Sandra Couture

Personal information
- Full name: Sandra Couture
- Date of birth: March 15, 1983 (age 42)
- Place of birth: Saint-Georges, Quebec, Canada
- Height: 1.65 m (5 ft 5 in)
- Position(s): Striker

College career
- Years: Team / Apps / (Gls)
- 2002–2006: Montreal Carabins

Senior career*
- Years: Team / Apps / (Gls)
- 2006–2007: Laval Comets / 9 / (6)
- 2009–2010: Juvisy B / 12 / (8)
- 2010–2011: Juvisy / 3 / (0)

= Sandra Couture =

Canadian soccer player

Sandra Couture (born March 15, 1983, in Saint-Georges, Quebec) is a Canadian soccer player who last played for French club Juvisy of the Division 1 Féminine. She plays as a striker and joined her current club ahead of the 2009–10 season after a successful career at the Université de Montréal with the Montreal Carabins. From 2002 to 2006, Couture scored a team-record 52 goals, was named the Player of the Year once, and was named to the All-Canadian First Team on two occasions.
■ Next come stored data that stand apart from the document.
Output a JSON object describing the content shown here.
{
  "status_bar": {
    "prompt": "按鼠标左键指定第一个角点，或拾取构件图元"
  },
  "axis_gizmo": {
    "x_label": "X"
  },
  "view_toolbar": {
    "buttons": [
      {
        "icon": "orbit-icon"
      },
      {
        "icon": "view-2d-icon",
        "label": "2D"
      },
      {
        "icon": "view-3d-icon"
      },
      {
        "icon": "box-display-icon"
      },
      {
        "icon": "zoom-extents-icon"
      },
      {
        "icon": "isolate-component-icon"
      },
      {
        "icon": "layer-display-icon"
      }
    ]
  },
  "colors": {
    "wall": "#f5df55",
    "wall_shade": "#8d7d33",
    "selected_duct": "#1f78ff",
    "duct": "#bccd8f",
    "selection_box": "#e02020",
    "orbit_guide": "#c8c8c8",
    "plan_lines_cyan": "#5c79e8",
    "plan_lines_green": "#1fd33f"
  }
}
Prior to joining Juvisy in 2009, she worked as an assistant coach at the university after previous injuries delayed her opportunities to start her club career in France. Though, Couture hasn't represented Canada on international level, she has represented her nation at the 2005 and 2007 editions of the Summer Universiade.